Although various embodiments of the method and system of the present disclosure have been illustrated in the accompanying Drawings and described in the foregoing Specification, it will be understood that the disclosure is not limited to the embodiments disclosed, but is capable of numerous rearrangements, modifications, and substitutions without departing from the spirit and scope of the disclosure as set forth herein. It is intended that the Specification and examples be considered as illustrative only.

Claims

1. An insulating panel assembly comprising:

an exterior panel, the exterior panel being formed of a metal;

an interior panel, the interior panel having a length equal to the exterior panel; and

a spacer coupled to the exterior panel and the interior panel, the spacer maintaining the exterior panel in a generally parallel, spaced relationship with the interior panel such that a gap is defined between the exterior panel and the interior panel.

2. The insulating panel assembly of claim 1, comprising an insulation disposed in the gap.

3. The insulating panel assembly of claim 2, wherein the insulation is free floating.

4. The insulating panel assembly of claim 2, wherein the insulation is coupled to at least one of the exterior panel, the interior panel, and the spacer.

5. The insulating panel assembly of claim 1, comprising a gas disposed in the gap.

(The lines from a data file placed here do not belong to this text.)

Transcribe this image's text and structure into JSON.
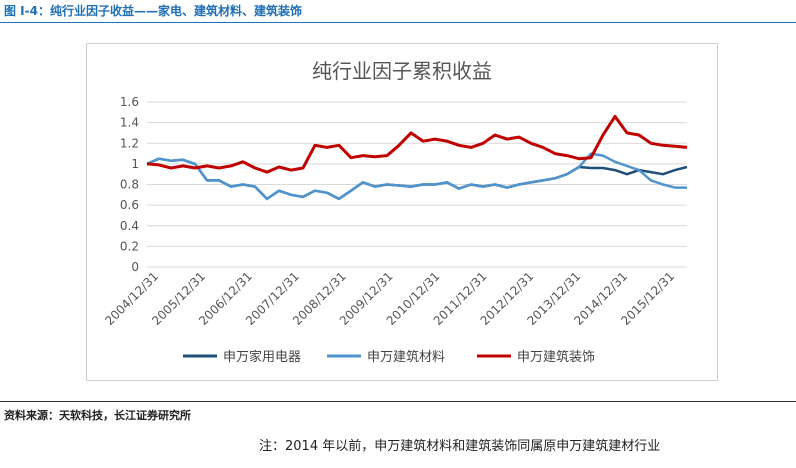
{
  "figure": {
    "title": "图 I-4：纯行业因子收益——家电、建筑材料、建筑装饰"
  },
  "footer": {
    "source": "资料来源：天软科技，长江证券研究所",
    "note": "注：2014 年以前，申万建筑材料和建筑装饰同属原申万建筑建材行业"
  },
  "chart_data": {
    "type": "line",
    "title": "纯行业因子累积收益",
    "xlabel": "",
    "ylabel": "",
    "ylim": [
      0,
      1.6
    ],
    "yticks": [
      "1.6",
      "1.4",
      "1.2",
      "1",
      "0.8",
      "0.6",
      "0.4",
      "0.2",
      "0"
    ],
    "x_tick_labels": [
      "2004/12/31",
      "2005/12/31",
      "2006/12/31",
      "2007/12/31",
      "2008/12/31",
      "2009/12/31",
      "2010/12/31",
      "2011/12/31",
      "2012/12/31",
      "2013/12/31",
      "2014/12/31",
      "2015/12/31"
    ],
    "grid": "horizontal",
    "legend_position": "bottom",
    "x": [
      "2004-12",
      "2005-03",
      "2005-06",
      "2005-09",
      "2005-12",
      "2006-03",
      "2006-06",
      "2006-09",
      "2006-12",
      "2007-03",
      "2007-06",
      "2007-09",
      "2007-12",
      "2008-03",
      "2008-06",
      "2008-09",
      "2008-12",
      "2009-03",
      "2009-06",
      "2009-09",
      "2009-12",
      "2010-03",
      "2010-06",
      "2010-09",
      "2010-12",
      "2011-03",
      "2011-06",
      "2011-09",
      "2011-12",
      "2012-03",
      "2012-06",
      "2012-09",
      "2012-12",
      "2013-03",
      "2013-06",
      "2013-09",
      "2013-12",
      "2014-03",
      "2014-06",
      "2014-09",
      "2014-12",
      "2015-03",
      "2015-06",
      "2015-09",
      "2015-12",
      "2016-03"
    ],
    "series": [
      {
        "name": "申万家用电器",
        "color": "#1f4e79",
        "values": [
          1.0,
          1.05,
          1.03,
          1.04,
          1.0,
          0.84,
          0.84,
          0.78,
          0.8,
          0.78,
          0.66,
          0.74,
          0.7,
          0.68,
          0.74,
          0.72,
          0.66,
          0.74,
          0.82,
          0.78,
          0.8,
          0.79,
          0.78,
          0.8,
          0.8,
          0.82,
          0.76,
          0.8,
          0.78,
          0.8,
          0.77,
          0.8,
          0.82,
          0.84,
          0.86,
          0.9,
          0.97,
          0.96,
          0.96,
          0.94,
          0.9,
          0.94,
          0.92,
          0.9,
          0.94,
          0.97
        ]
      },
      {
        "name": "申万建筑材料",
        "color": "#4f94cd",
        "values": [
          1.0,
          1.05,
          1.03,
          1.04,
          1.0,
          0.84,
          0.84,
          0.78,
          0.8,
          0.78,
          0.66,
          0.74,
          0.7,
          0.68,
          0.74,
          0.72,
          0.66,
          0.74,
          0.82,
          0.78,
          0.8,
          0.79,
          0.78,
          0.8,
          0.8,
          0.82,
          0.76,
          0.8,
          0.78,
          0.8,
          0.77,
          0.8,
          0.82,
          0.84,
          0.86,
          0.9,
          0.97,
          1.1,
          1.08,
          1.02,
          0.98,
          0.94,
          0.84,
          0.8,
          0.77,
          0.77
        ]
      },
      {
        "name": "申万建筑装饰",
        "color": "#c00000",
        "values": [
          1.0,
          0.99,
          0.96,
          0.98,
          0.96,
          0.98,
          0.96,
          0.98,
          1.02,
          0.96,
          0.92,
          0.97,
          0.94,
          0.96,
          1.18,
          1.16,
          1.18,
          1.06,
          1.08,
          1.07,
          1.08,
          1.18,
          1.3,
          1.22,
          1.24,
          1.22,
          1.18,
          1.16,
          1.2,
          1.28,
          1.24,
          1.26,
          1.2,
          1.16,
          1.1,
          1.08,
          1.05,
          1.06,
          1.28,
          1.46,
          1.3,
          1.28,
          1.2,
          1.18,
          1.17,
          1.16
        ]
      }
    ]
  }
}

6. The insulating panel assembly of claim 5, wherein the gas is at least one of air, Argon, and Krypton.

7. The insulating panel assembly of claim 1, wherein the interior panel is formed from an architectural glass.

8. The insulating panel assembly of claim 7, wherein the architectural glass is at least one of laminated glass and patterned decorative glass.

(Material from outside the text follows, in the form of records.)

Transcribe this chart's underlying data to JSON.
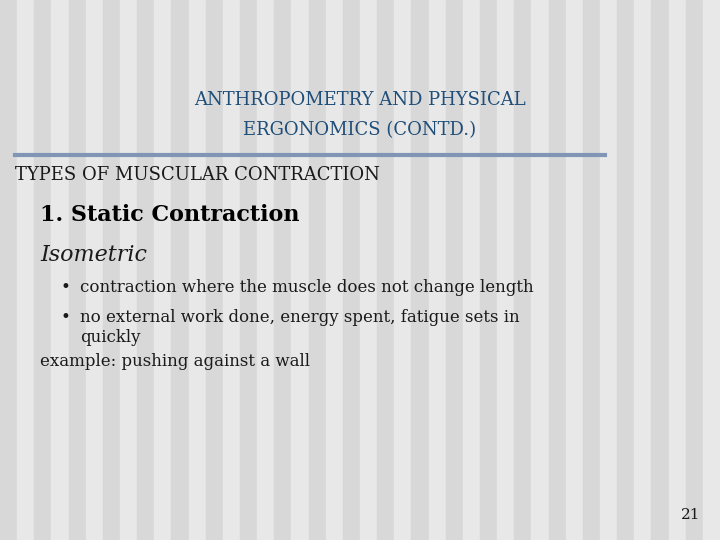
{
  "title_line1": "ANTHROPOMETRY AND PHYSICAL",
  "title_line2": "ERGONOMICS (CONTD.)",
  "title_color": "#1F4E79",
  "title_fontsize": 13,
  "section_heading": "TYPES OF MUSCULAR CONTRACTION",
  "section_heading_fontsize": 13,
  "section_heading_color": "#1a1a1a",
  "subheading": "1. Static Contraction",
  "subheading_fontsize": 16,
  "subheading_color": "#000000",
  "italic_heading": "Isometric",
  "italic_heading_fontsize": 16,
  "italic_heading_color": "#1a1a1a",
  "bullet1": "contraction where the muscle does not change length",
  "bullet2a": "no external work done, energy spent, fatigue sets in",
  "bullet2b": "quickly",
  "example": "example: pushing against a wall",
  "bullet_fontsize": 12,
  "example_fontsize": 12,
  "page_number": "21",
  "page_number_fontsize": 11,
  "bg_color": "#e8e8e8",
  "stripe_color1": "#d8d8d8",
  "stripe_color2": "#e8e8e8",
  "divider_color": "#8096b4",
  "content_color": "#1a1a1a",
  "stripe_count": 42
}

9. The insulating panel assembly of claim 1, comprising a low emissivity coating applied to at least one of the interior panel and the exterior panel.

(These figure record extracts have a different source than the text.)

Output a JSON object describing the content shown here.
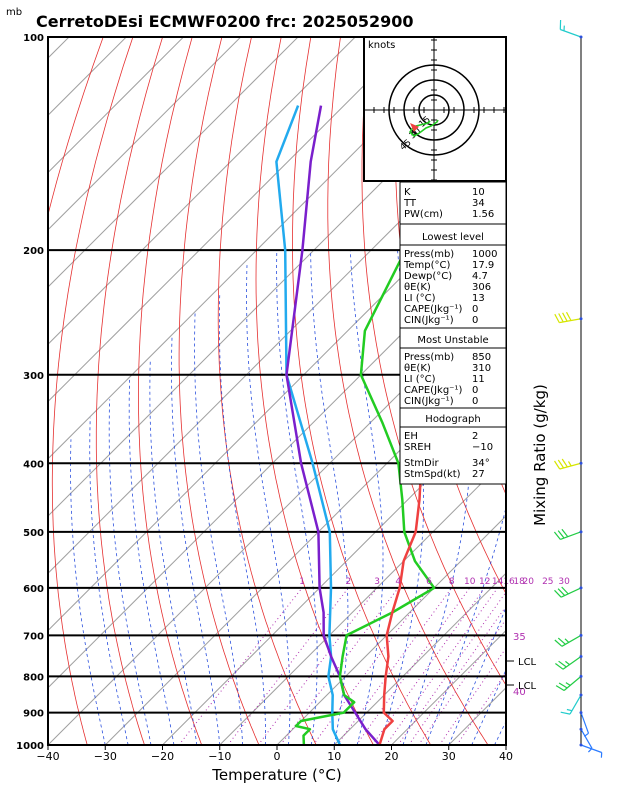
{
  "header": {
    "title": "CerretoDEsi ECMWF0200  frc: 2025052900",
    "pressure_unit": "mb"
  },
  "axes": {
    "xlabel": "Temperature (°C)",
    "right_label": "Mixing Ratio (g/kg)",
    "x_ticks": [
      "−40",
      "−30",
      "−20",
      "−10",
      "0",
      "10",
      "20",
      "30",
      "40"
    ],
    "y_ticks": [
      "100",
      "200",
      "300",
      "400",
      "500",
      "600",
      "700",
      "800",
      "900",
      "1000"
    ]
  },
  "colors": {
    "temperature": "#ef4040",
    "dewpoint": "#22cc22",
    "parcel": "#7a1fcc",
    "wetbulb": "#22aaee",
    "isotherm": "#a0a0a0",
    "dry_adiabat": "#e53030",
    "moist_adiabat": "#2b50dd",
    "mixing_ratio": "#b030b0"
  },
  "mixing_ratio_labels": [
    "1",
    "2",
    "3",
    "4",
    "6",
    "8",
    "10",
    "12",
    "14",
    "16",
    "18",
    "20",
    "25",
    "30"
  ],
  "side_labels": {
    "theta_e_1": "35",
    "theta_e_2": "40",
    "lcl_1": "LCL",
    "lcl_2": "LCL"
  },
  "hodograph": {
    "units": "knots",
    "ring_labels": [
      "15",
      "30",
      "45"
    ],
    "points": [
      [
        4,
        10
      ],
      [
        3,
        12
      ],
      [
        0,
        14
      ],
      [
        -3,
        16
      ],
      [
        -8,
        18
      ],
      [
        -12,
        21
      ],
      [
        -16,
        24
      ],
      [
        -20,
        26
      ],
      [
        -22,
        24
      ],
      [
        -24,
        22
      ],
      [
        -22,
        19
      ],
      [
        -18,
        16
      ],
      [
        -14,
        15
      ],
      [
        -10,
        14
      ],
      [
        -6,
        13
      ],
      [
        -4,
        11
      ]
    ],
    "storm_motion": [
      -16,
      17
    ]
  },
  "indices_box": [
    {
      "label": "K",
      "value": "10"
    },
    {
      "label": "TT",
      "value": "34"
    },
    {
      "label": "PW(cm)",
      "value": "1.56"
    }
  ],
  "lowest_level": {
    "title": "Lowest level",
    "rows": [
      {
        "label": "Press(mb)",
        "value": "1000"
      },
      {
        "label": "Temp(°C)",
        "value": "17.9"
      },
      {
        "label": "Dewp(°C)",
        "value": "4.7"
      },
      {
        "label": "θE(K)",
        "value": "306"
      },
      {
        "label": "LI (°C)",
        "value": "13"
      },
      {
        "label": "CAPE(Jkg⁻¹)",
        "value": "0"
      },
      {
        "label": "CIN(Jkg⁻¹)",
        "value": "0"
      }
    ]
  },
  "most_unstable": {
    "title": "Most Unstable",
    "rows": [
      {
        "label": "Press(mb)",
        "value": "850"
      },
      {
        "label": "θE(K)",
        "value": "310"
      },
      {
        "label": "LI (°C)",
        "value": "11"
      },
      {
        "label": "CAPE(Jkg⁻¹)",
        "value": "0"
      },
      {
        "label": "CIN(Jkg⁻¹)",
        "value": "0"
      }
    ]
  },
  "hodo_box": {
    "title": "Hodograph",
    "rows": [
      {
        "label": "EH",
        "value": "2"
      },
      {
        "label": "SREH",
        "value": "−10"
      },
      {
        "label": "StmDir",
        "value": "34°"
      },
      {
        "label": "StmSpd(kt)",
        "value": "27"
      }
    ]
  },
  "chart_data": {
    "type": "line",
    "title": "CerretoDEsi ECMWF0200  frc: 2025052900",
    "xlabel": "Temperature (°C)",
    "ylabel": "mb",
    "xlim": [
      -40,
      40
    ],
    "ylim": [
      1000,
      100
    ],
    "y_scale": "log",
    "grid": true,
    "series": [
      {
        "name": "temperature",
        "points": [
          [
            1000,
            17.9
          ],
          [
            950,
            16
          ],
          [
            925,
            16
          ],
          [
            900,
            13
          ],
          [
            850,
            10
          ],
          [
            800,
            7
          ],
          [
            750,
            4
          ],
          [
            700,
            0
          ],
          [
            650,
            -3
          ],
          [
            600,
            -6
          ],
          [
            550,
            -10
          ],
          [
            500,
            -13
          ],
          [
            450,
            -18
          ],
          [
            400,
            -24
          ],
          [
            350,
            -31
          ],
          [
            300,
            -39
          ],
          [
            260,
            -47
          ],
          [
            200,
            -49
          ],
          [
            150,
            -51
          ],
          [
            125,
            -52
          ],
          [
            100,
            -55
          ]
        ]
      },
      {
        "name": "dewpoint",
        "points": [
          [
            1000,
            4.7
          ],
          [
            970,
            3
          ],
          [
            950,
            3
          ],
          [
            940,
            0
          ],
          [
            925,
            0
          ],
          [
            900,
            6
          ],
          [
            870,
            6
          ],
          [
            850,
            3
          ],
          [
            800,
            -1
          ],
          [
            750,
            -4
          ],
          [
            700,
            -7
          ],
          [
            650,
            -3
          ],
          [
            600,
            0
          ],
          [
            550,
            -8
          ],
          [
            500,
            -15
          ],
          [
            450,
            -21
          ],
          [
            400,
            -28
          ],
          [
            350,
            -38
          ],
          [
            300,
            -50
          ],
          [
            260,
            -57
          ],
          [
            200,
            -64
          ],
          [
            150,
            -72
          ],
          [
            100,
            -84
          ]
        ]
      },
      {
        "name": "parcel",
        "points": [
          [
            1000,
            17.9
          ],
          [
            950,
            12.7
          ],
          [
            900,
            8
          ],
          [
            850,
            3
          ],
          [
            800,
            -1
          ],
          [
            750,
            -6
          ],
          [
            700,
            -11
          ],
          [
            650,
            -15
          ],
          [
            600,
            -20
          ],
          [
            500,
            -30
          ],
          [
            400,
            -45
          ],
          [
            300,
            -63
          ],
          [
            200,
            -82
          ],
          [
            150,
            -96
          ],
          [
            125,
            -104
          ]
        ]
      },
      {
        "name": "wetbulb",
        "points": [
          [
            1000,
            11
          ],
          [
            950,
            7
          ],
          [
            900,
            4
          ],
          [
            850,
            1
          ],
          [
            800,
            -3
          ],
          [
            750,
            -6
          ],
          [
            700,
            -10
          ],
          [
            600,
            -18
          ],
          [
            500,
            -28
          ],
          [
            400,
            -43
          ],
          [
            300,
            -63
          ],
          [
            200,
            -85
          ],
          [
            150,
            -102
          ],
          [
            125,
            -108
          ]
        ]
      }
    ],
    "wind_barbs": [
      {
        "pressure": 1000,
        "dir": 110,
        "speed": 5
      },
      {
        "pressure": 950,
        "dir": 150,
        "speed": 5
      },
      {
        "pressure": 900,
        "dir": 160,
        "speed": 5
      },
      {
        "pressure": 850,
        "dir": 210,
        "speed": 15
      },
      {
        "pressure": 800,
        "dir": 230,
        "speed": 25
      },
      {
        "pressure": 750,
        "dir": 235,
        "speed": 25
      },
      {
        "pressure": 700,
        "dir": 240,
        "speed": 25
      },
      {
        "pressure": 600,
        "dir": 245,
        "speed": 30
      },
      {
        "pressure": 500,
        "dir": 250,
        "speed": 30
      },
      {
        "pressure": 400,
        "dir": 255,
        "speed": 35
      },
      {
        "pressure": 250,
        "dir": 260,
        "speed": 40
      },
      {
        "pressure": 100,
        "dir": 290,
        "speed": 15
      }
    ]
  }
}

10. The insulating panel assembly of claim 1, wherein reflectance of the exterior panel facilitates thermal insulation of the insulating panel assembly.

11. The insulating panel assembly of claim 1, wherein the interior panel imparts rigidity to the insulating panel assembly.

12. A method of manufacturing an insulating panel assembly, the method comprising:

forming an exterior panel from a metal;

forming an interior panel, the interior panel having a length equal to the exterior panel; and

coupling the exterior panel and the interior panel to a spacer such that a gap is defined between the exterior panel and the interior panel and the exterior panel and the interior panel are maintained in a generally parallel, spaced relationship.

13. The method of claim 12, comprising locating insulation within the gap.

14. The method of claim 13, wherein the insulation is free floating.

15. The method of claim 13, wherein the interior panel and the exterior panel are not laminated to the insulation.

16. The method of claim 12, wherein the interior panel and the exterior panel do not require edge treatment.

17. The method of claim 12, wherein, when installed, structural silicone is applied to the interior panel.

18. The method of claim 12, wherein a gas is disposed in the gap.

19. The method of claim 12, comprising applying a low-emissivity coating to at least one of the exterior panel and the interior panel.

20. The method of claim 12, wherein the interior panel is formed from an architectural glass.